Why is this C++ code triggering a stack overflow?

Question

Why is my C++ code triggering a stack overflow?

#include "stdafx.h"
#include <iostream>

using namespace std;

int _tmain(int argc, _TCHAR* argv[])
{       
    cout<<"Enter an odd number for the order of magic square: ";
    cin>>num;

    int sqr[5][5];

    for (int i=0; i<num; i++)
        for (int j=0;j<num; j++)
            sqr [i][j]=0;

   return 0;

}

Answer 1

Did you want to create an n x n matrix based on input 'n'?

If so, you shouldn't statically allocate the matrix (see other answers for why). Assert if 'n' is not a number.

To create the matrix:

int **sqr = new int*[n];
for (int i = 0; i < n; i++)
    sqr[i] = new int[n];

This creates your created a 2D matrix of order n x n. To index into it, you can use sqr[row][col] (Remember: x denotes columns, y denotes rows!
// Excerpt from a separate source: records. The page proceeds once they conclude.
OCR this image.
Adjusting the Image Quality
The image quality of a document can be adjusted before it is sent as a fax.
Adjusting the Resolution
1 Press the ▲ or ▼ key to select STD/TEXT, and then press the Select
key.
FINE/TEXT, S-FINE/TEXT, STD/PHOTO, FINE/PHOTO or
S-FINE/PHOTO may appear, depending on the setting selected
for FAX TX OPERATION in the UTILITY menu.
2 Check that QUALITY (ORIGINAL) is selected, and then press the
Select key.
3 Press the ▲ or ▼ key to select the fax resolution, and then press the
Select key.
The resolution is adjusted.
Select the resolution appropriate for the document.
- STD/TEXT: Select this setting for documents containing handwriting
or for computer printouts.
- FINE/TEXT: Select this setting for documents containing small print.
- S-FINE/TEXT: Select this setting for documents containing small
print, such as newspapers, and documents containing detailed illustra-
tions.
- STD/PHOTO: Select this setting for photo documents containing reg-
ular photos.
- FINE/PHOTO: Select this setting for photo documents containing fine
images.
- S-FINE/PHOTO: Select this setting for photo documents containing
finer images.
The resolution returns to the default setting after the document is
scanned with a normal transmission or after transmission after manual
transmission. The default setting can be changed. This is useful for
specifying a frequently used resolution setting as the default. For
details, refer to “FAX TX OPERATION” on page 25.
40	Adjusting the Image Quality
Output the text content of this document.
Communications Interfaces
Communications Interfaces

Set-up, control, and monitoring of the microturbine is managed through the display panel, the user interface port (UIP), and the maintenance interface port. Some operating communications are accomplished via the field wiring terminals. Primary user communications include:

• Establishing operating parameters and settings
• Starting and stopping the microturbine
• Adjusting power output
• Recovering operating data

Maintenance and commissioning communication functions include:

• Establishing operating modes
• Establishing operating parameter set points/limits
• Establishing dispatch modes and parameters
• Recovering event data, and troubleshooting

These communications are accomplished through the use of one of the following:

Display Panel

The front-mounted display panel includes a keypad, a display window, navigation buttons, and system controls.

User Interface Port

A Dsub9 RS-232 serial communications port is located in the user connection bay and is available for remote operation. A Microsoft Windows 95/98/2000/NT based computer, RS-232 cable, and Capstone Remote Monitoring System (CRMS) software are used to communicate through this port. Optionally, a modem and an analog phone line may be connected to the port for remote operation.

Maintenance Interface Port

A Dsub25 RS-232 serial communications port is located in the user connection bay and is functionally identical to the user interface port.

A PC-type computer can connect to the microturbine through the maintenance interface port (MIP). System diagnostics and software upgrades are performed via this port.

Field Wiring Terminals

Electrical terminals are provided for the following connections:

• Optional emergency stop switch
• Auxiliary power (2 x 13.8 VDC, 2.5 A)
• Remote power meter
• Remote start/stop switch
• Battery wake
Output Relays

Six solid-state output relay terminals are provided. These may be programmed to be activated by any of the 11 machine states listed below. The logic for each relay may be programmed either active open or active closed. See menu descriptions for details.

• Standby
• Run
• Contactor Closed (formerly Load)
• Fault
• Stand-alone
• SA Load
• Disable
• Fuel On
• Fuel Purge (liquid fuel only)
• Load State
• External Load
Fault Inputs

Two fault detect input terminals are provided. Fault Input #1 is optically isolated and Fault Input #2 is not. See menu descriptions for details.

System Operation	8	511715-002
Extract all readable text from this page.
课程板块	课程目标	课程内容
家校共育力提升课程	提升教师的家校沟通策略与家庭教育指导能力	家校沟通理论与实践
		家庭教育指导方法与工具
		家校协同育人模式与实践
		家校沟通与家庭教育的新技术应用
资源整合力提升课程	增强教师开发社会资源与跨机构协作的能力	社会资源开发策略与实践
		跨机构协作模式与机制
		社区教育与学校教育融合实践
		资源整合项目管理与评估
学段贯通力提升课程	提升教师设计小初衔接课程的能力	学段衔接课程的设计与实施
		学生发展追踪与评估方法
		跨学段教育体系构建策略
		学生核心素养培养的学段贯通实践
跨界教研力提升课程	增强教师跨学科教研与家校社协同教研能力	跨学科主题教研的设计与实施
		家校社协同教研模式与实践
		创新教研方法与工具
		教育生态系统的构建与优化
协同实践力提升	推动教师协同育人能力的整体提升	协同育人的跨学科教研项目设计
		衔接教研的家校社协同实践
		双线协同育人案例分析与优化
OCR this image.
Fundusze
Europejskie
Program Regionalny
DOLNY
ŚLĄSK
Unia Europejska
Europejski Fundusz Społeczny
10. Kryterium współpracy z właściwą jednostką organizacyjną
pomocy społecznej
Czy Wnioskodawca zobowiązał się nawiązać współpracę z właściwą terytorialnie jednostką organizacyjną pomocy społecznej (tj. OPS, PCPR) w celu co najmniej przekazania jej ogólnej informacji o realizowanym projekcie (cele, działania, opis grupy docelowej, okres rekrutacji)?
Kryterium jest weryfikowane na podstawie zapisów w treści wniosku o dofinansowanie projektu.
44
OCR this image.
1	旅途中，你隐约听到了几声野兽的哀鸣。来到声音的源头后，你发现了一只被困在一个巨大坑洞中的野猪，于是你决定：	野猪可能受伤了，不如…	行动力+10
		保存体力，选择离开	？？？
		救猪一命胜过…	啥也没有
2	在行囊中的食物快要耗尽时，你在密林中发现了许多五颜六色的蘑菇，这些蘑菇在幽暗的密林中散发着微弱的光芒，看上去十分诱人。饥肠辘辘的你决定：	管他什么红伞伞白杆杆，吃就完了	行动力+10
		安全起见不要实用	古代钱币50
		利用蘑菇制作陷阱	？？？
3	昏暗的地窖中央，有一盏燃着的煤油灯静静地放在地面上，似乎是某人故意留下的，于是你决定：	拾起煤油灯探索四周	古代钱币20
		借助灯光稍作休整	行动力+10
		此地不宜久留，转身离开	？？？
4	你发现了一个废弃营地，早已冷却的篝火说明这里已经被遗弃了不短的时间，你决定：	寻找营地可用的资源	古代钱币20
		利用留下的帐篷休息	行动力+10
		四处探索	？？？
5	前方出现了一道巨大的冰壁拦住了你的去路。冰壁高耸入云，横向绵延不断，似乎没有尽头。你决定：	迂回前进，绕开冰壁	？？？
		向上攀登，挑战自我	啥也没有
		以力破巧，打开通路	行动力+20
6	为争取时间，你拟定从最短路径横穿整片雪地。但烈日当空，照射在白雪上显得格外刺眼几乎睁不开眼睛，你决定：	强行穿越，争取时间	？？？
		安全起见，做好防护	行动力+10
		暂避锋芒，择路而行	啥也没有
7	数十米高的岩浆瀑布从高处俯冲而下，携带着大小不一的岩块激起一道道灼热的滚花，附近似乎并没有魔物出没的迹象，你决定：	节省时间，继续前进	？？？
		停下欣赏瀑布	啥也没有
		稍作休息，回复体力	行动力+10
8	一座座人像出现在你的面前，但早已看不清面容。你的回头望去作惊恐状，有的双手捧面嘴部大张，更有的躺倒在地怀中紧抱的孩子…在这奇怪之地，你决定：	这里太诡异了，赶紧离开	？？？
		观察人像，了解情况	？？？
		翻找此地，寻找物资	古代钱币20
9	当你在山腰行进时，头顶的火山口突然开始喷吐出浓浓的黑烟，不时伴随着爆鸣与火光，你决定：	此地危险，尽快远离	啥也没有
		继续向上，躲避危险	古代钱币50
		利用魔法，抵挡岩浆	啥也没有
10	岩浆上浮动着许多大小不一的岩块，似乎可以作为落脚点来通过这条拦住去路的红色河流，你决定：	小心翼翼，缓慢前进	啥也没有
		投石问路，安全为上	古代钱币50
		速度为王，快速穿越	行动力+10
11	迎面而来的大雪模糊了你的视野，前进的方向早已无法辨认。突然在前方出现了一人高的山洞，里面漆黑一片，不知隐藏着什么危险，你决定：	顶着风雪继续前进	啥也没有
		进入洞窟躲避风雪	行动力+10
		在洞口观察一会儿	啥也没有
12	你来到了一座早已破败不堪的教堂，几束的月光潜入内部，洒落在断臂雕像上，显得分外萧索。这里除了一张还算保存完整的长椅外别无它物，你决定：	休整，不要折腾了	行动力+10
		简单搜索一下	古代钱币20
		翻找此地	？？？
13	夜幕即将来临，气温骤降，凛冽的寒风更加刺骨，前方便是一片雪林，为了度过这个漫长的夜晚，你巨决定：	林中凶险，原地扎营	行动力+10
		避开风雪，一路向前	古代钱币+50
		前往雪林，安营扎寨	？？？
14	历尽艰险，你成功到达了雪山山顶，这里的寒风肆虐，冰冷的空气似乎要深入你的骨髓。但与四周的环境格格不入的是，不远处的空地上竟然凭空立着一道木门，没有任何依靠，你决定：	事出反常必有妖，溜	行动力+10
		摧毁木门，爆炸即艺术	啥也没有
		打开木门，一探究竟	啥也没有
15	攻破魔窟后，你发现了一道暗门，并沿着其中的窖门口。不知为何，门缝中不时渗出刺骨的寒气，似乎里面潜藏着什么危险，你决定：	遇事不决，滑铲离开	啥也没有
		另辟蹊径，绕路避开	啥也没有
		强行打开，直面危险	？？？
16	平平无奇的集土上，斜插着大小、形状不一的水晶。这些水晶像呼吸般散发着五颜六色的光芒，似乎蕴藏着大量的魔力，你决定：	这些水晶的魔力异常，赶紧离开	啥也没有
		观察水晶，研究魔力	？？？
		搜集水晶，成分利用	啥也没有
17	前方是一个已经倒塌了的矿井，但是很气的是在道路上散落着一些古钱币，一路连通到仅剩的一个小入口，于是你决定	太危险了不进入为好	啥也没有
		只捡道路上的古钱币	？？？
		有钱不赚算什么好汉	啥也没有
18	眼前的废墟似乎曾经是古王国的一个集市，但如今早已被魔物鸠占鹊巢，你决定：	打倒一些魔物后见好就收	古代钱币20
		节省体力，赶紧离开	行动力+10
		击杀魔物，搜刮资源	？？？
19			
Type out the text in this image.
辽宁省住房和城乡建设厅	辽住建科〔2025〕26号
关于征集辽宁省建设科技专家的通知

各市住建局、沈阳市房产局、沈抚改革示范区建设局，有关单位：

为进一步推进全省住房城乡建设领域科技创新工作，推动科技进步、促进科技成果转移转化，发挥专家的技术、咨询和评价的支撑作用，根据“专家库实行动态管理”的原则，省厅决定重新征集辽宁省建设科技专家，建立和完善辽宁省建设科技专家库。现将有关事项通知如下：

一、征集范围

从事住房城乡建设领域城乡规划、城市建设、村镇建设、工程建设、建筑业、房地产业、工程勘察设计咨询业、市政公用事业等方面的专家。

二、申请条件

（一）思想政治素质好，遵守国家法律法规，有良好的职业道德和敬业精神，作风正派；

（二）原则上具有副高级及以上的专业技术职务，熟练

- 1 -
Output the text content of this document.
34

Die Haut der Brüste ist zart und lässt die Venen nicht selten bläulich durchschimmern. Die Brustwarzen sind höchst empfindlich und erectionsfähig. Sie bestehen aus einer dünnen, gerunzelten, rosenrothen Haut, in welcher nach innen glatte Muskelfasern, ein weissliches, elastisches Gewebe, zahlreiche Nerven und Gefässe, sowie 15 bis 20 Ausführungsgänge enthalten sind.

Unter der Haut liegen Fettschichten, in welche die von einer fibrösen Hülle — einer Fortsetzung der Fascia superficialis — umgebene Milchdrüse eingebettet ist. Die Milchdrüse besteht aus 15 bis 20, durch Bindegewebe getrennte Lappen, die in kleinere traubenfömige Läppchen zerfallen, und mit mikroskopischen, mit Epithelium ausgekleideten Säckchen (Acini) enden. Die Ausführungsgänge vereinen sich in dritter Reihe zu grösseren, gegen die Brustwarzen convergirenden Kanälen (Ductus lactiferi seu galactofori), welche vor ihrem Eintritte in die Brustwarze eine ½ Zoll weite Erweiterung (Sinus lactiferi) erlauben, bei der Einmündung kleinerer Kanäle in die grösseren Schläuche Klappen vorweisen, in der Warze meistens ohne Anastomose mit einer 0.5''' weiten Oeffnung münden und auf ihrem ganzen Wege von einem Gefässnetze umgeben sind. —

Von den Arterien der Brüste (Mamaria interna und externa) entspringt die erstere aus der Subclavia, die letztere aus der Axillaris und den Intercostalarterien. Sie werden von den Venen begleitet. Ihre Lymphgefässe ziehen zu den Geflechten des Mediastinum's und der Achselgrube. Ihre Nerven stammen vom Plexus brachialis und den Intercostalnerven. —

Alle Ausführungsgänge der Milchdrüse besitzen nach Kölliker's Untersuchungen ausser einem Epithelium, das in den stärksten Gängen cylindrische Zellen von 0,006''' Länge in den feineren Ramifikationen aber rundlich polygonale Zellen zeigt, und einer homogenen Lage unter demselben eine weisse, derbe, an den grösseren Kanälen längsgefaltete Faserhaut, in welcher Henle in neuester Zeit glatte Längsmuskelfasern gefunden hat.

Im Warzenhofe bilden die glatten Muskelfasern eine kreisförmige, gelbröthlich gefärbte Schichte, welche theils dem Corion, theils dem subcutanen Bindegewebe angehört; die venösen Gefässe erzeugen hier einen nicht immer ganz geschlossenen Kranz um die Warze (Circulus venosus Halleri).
And don't forget to delete all this memory!)

If you want to use STL, then you can use create a vector of vectors without doing all this C style pointer stuff!

Answer 2

may be there should exists: int num; or num may become a large number,resulting from a string. add: printf("%d",num); for test to see if it is larger than 4.

Answer 3

int sqr[5][5];

You defined sqr as double dimension array which col and row are both 5. The valid col/row are between [0..4], You need to make sure num < 5 && num > 0

Answer 4

You'd better usevector<vector<int> >, whose size be dynamically increased,

or change your code to

for (int i=0; i<num &&i < 5; i++)
    for (int j=0;j<num && j < 5; j++)
        sqr [i][j]=0;

since your declaration of sqr is sqr[5][5].